For any new wine with the chemical report on alcohol and total phenols, we now can classify it based on its distance to each of the centroids. 

Suppose that there is new wine with alcohol at 13 and total phenols at 2.5, let’s predict which cluster the model will assign the new wine to.

In [None]:

X_new = np.array([[13, 2.5]])
X_new_scaled = scale.transform(X_new)

print(kmeans.predict(X_new_scaled))

print(kmeans.cluster_centers_[kmeans.predict(X_new_scaled)])

One major shortcoming of k-means is that the random initial guess for the centroids can result in bad clustering, and k-means++ algorithm addresses this obstacle by specifying a procedure to initialize the centroids before proceeding with the standard k-means algorithm. In scikit-learn, the initialization mechanism is set to k-means++, by default.

Optimal K: The Elbow method

As shown, k-means will be happy to divide the dataset into any integer number of clusters, ranging from 1, an extreme case where all data points belong to one big cluster, to n, another extreme case where each data point is its own cluster.

So which one should we choose, 2, or 3, or 4 for the wines?

Intuitively, k-means problem partitions n data points into k tight sets such that the data points are closer to each other than to the data points in the other clusters. 

the tightness can be measured as the sum of squares of the distance from data point to its nearest centroid, or inertia.

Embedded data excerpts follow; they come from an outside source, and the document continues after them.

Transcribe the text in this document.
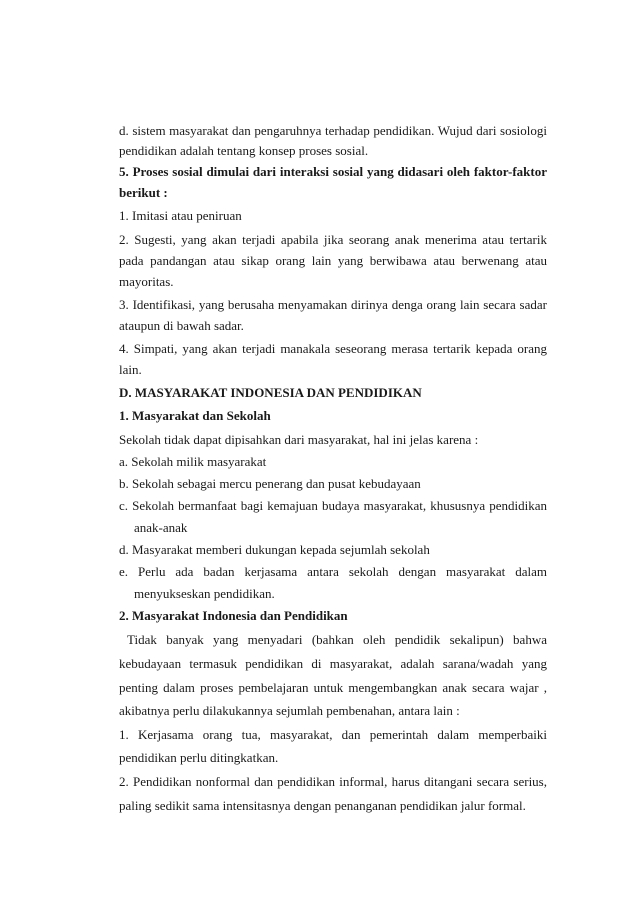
d. sistem masyarakat dan pengaruhnya terhadap pendidikan. Wujud dari sosiologi
pendidikan adalah tentang konsep proses sosial.
5. Proses sosial dimulai dari interaksi sosial yang didasari oleh faktor-faktor
berikut :
1. Imitasi atau peniruan
2. Sugesti, yang akan terjadi apabila jika seorang anak menerima atau tertarik
pada pandangan atau sikap orang lain yang berwibawa atau berwenang atau
mayoritas.
3. Identifikasi, yang berusaha menyamakan dirinya denga orang lain secara sadar
ataupun di bawah sadar.
4. Simpati, yang akan terjadi manakala seseorang merasa tertarik kepada orang
lain.
D. MASYARAKAT INDONESIA DAN PENDIDIKAN
1. Masyarakat dan Sekolah
Sekolah tidak dapat dipisahkan dari masyarakat, hal ini jelas karena :
a. Sekolah milik masyarakat
b. Sekolah sebagai mercu penerang dan pusat kebudayaan
c. Sekolah bermanfaat bagi kemajuan budaya masyarakat, khususnya pendidikan
anak-anak
d. Masyarakat memberi dukungan kepada sejumlah sekolah
e. Perlu ada badan kerjasama antara sekolah dengan masyarakat dalam
menyukseskan pendidikan.
2. Masyarakat Indonesia dan Pendidikan
Tidak banyak yang menyadari (bahkan oleh pendidik sekalipun) bahwa
kebudayaan termasuk pendidikan di masyarakat, adalah sarana/wadah yang
penting dalam proses pembelajaran untuk mengembangkan anak secara wajar ,
akibatnya perlu dilakukannya sejumlah pembenahan, antara lain :
1. Kerjasama orang tua, masyarakat, dan pemerintah dalam memperbaiki
pendidikan perlu ditingkatkan.
2. Pendidikan nonformal dan pendidikan informal, harus ditangani secara serius,
paling sedikit sama intensitasnya dengan penanganan pendidikan jalur formal.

n scikit-learn, it is stored as inertia_, e.g. when k = 2, the distortion is 185:

In [None]:
# Inertia when k=2
kmeans = KMeans(n_clusters=2)
kmeans.fit(X_scaled)
print(kmeans.inertia_)

# inertia when k = 3
kmeans = KMeans(n_clusters=3)
kmeans.fit(X_scaled)
print(kmeans.inertia_)

# We plot the inertia for different values of k:
inertia = []
for i in np.arange(1, 11):
    km = KMeans(
        n_clusters=i
    )
    km.fit(X_scaled)
    inertia.append(km.inertia_)

# plot
plt.plot(np.arange(1, 11), inertia, marker='o')
plt.xlabel('Number of clusters')
plt.ylabel('Inertia')
plt.show()

As the plot shows, the inertia decreases as the number of clusters increases. The optimal k should be where the inertia no longer decreases as rapidly.

For example, k=3 seems to be optimal,

as we increase the number of clusters from 3 to 4, the decrease in inertia slows down significantly, compared to that from 2 to 3. 

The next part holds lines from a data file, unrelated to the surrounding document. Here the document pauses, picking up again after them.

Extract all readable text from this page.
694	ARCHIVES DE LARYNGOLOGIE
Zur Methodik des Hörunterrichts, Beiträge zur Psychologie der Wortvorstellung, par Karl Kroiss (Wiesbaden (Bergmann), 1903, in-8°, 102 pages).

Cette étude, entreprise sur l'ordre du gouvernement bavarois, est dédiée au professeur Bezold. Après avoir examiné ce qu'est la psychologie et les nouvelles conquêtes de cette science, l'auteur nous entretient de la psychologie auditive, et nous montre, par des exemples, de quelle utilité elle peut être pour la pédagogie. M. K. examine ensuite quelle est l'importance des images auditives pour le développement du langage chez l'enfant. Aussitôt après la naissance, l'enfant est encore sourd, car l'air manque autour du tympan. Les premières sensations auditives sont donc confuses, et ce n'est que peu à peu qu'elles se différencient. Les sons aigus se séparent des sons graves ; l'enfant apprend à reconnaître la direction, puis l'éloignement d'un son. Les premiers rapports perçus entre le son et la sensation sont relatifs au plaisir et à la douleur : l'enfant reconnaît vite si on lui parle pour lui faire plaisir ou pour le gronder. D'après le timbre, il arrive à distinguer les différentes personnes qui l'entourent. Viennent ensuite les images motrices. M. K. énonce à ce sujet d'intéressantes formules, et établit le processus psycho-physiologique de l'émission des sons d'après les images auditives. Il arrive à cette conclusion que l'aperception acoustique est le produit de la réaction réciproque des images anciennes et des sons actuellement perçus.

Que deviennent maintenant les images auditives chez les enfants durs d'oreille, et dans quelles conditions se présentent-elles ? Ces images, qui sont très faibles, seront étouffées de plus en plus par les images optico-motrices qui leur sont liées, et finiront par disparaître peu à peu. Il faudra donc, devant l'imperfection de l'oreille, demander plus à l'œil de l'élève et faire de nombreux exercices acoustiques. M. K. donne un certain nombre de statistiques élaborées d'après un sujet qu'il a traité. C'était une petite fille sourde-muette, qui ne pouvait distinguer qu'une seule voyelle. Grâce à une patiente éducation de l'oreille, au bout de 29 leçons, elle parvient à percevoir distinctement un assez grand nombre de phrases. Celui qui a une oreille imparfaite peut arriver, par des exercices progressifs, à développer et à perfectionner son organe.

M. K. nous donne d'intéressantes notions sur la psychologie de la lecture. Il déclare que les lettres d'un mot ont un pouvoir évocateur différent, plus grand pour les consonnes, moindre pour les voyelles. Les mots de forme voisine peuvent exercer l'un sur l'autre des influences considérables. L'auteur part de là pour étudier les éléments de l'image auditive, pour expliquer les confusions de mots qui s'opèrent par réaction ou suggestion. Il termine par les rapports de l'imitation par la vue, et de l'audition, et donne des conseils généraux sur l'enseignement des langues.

This approach is called elbow method (can you see why? - elbow at 3). It is a useful graphical tool to estimate the optimal k in k-means.

Modelling with More Features

Previously to build kmeans models, we used two (out of thirteen) features: alcohol and total phenols.

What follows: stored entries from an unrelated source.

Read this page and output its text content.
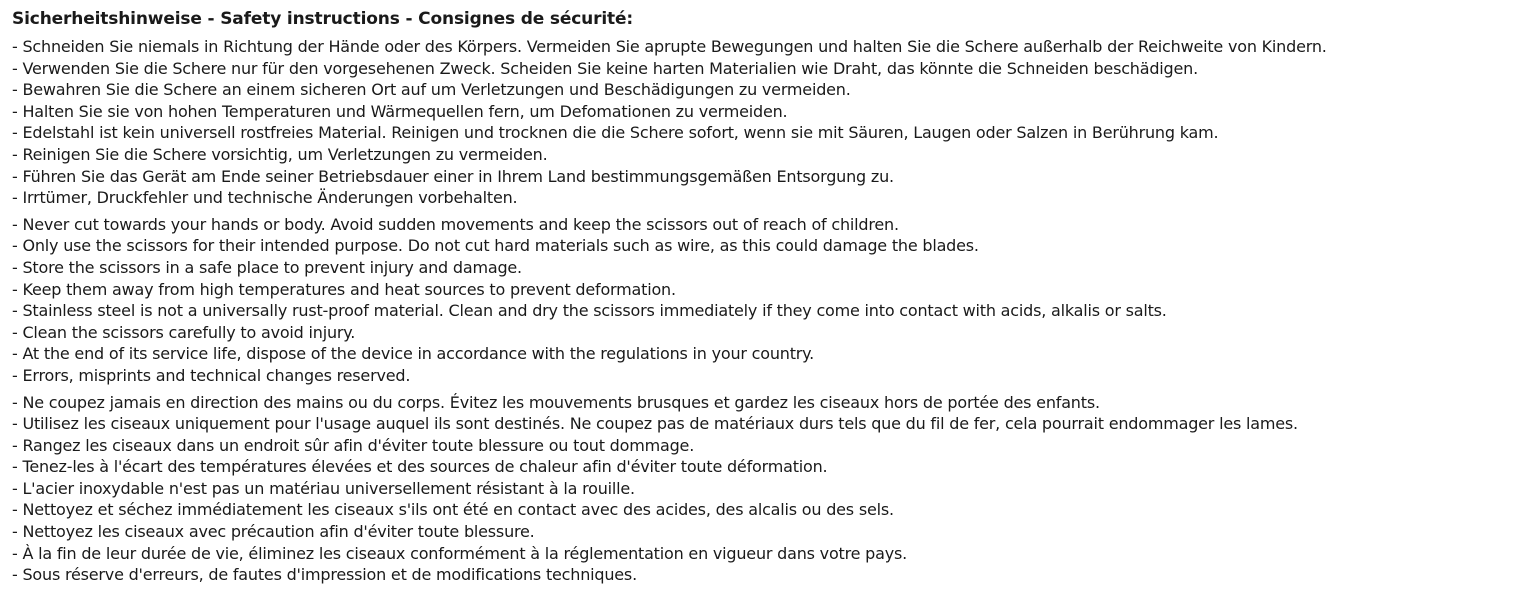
Sicherheitshinweise - Safety instructions - Consignes de sécurité:
- Schneiden Sie niemals in Richtung der Hände oder des Körpers. Vermeiden Sie aprupte Bewegungen und halten Sie die Schere außerhalb der Reichweite von Kindern.
- Verwenden Sie die Schere nur für den vorgesehenen Zweck. Scheiden Sie keine harten Materialien wie Draht, das könnte die Schneiden beschädigen.
- Bewahren Sie die Schere an einem sicheren Ort auf um Verletzungen und Beschädigungen zu vermeiden.
- Halten Sie sie von hohen Temperaturen und Wärmequellen fern, um Defomationen zu vermeiden.
- Edelstahl ist kein universell rostfreies Material. Reinigen und trocknen die die Schere sofort, wenn sie mit Säuren, Laugen oder Salzen in Berührung kam.
- Reinigen Sie die Schere vorsichtig, um Verletzungen zu vermeiden.
- Führen Sie das Gerät am Ende seiner Betriebsdauer einer in Ihrem Land bestimmungsgemäßen Entsorgung zu.
- Irrtümer, Druckfehler und technische Änderungen vorbehalten.
- Never cut towards your hands or body. Avoid sudden movements and keep the scissors out of reach of children.
- Only use the scissors for their intended purpose. Do not cut hard materials such as wire, as this could damage the blades.
- Store the scissors in a safe place to prevent injury and damage.
- Keep them away from high temperatures and heat sources to prevent deformation.
- Stainless steel is not a universally rust-proof material. Clean and dry the scissors immediately if they come into contact with acids, alkalis or salts.
- Clean the scissors carefully to avoid injury.
- At the end of its service life, dispose of the device in accordance with the regulations in your country.
- Errors, misprints and technical changes reserved.
- Ne coupez jamais en direction des mains ou du corps. Évitez les mouvements brusques et gardez les ciseaux hors de portée des enfants.
- Utilisez les ciseaux uniquement pour l'usage auquel ils sont destinés. Ne coupez pas de matériaux durs tels que du fil de fer, cela pourrait endommager les lames.
- Rangez les ciseaux dans un endroit sûr afin d'éviter toute blessure ou tout dommage.
- Tenez-les à l'écart des températures élevées et des sources de chaleur afin d'éviter toute déformation.
- L'acier inoxydable n'est pas un matériau universellement résistant à la rouille.
- Nettoyez et séchez immédiatement les ciseaux s'ils ont été en contact avec des acides, des alcalis ou des sels.
- Nettoyez les ciseaux avec précaution afin d'éviter toute blessure.
- À la fin de leur durée de vie, éliminez les ciseaux conformément à la réglementation en vigueur dans votre pays.
- Sous réserve d'erreurs, de fautes d'impression et de modifications techniques.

The choice is random and it is easy to visualize the results.

However, can we use more features, for example all of them? Why not? Let’s try it.

In [None]:
X = wine # Using all the features of dataset

scale = StandardScaler()
scale.fit(X)
X_scaled = scale.transform(X)


from sklearn.cluster import KMeans
# calculate distortion for a range of number of cluster
inertia = []
for i in np.arange(1, 11):
    km = KMeans(
        n_clusters=i 
        )
    km.fit(X_scaled) 
    inertia.append(km.inertia_)
plt.plot(np.arange(1, 11), inertia, marker='o')
plt.xlabel('Number of clusters')
plt.ylabel('Inertia')
plt.title("all features")
plt.savefig("plot.png")
plt.show()

Similarly we spot that the inertia no longer decreases as rapidly after k = 3. We then finalize the model by setting n_clusters = 3 and obtain the predictions.

In [None]:
k_opt = 3
kmeans = KMeans(k_opt)
kmeans.fit(X_scaled)
y_pred = kmeans.predict(X_scaled)
print(y_pred)

Compared to the predictions using only two features, the two models produce very similar results.

For instance, the first 21 wines are predicted to belong to the same cluster from both models, so are the last 19 wines.

In fact, only 13 out of 178 wines were clustered differently by the two models.

which model is better? Recall that clustering is an unsupervised learning method, which indicates that we don’t know the ground truth of the labels. Thus it is difficult, if not impossible, to determine that the model with 2 features is more accurate in grouping wines than the one with all 13 features, or vice versa.

Which model, in other words which features, should you choose is often determined by external information.


In practice, the features are often chosen by the collaboration between data scientists and domain knowledge experts.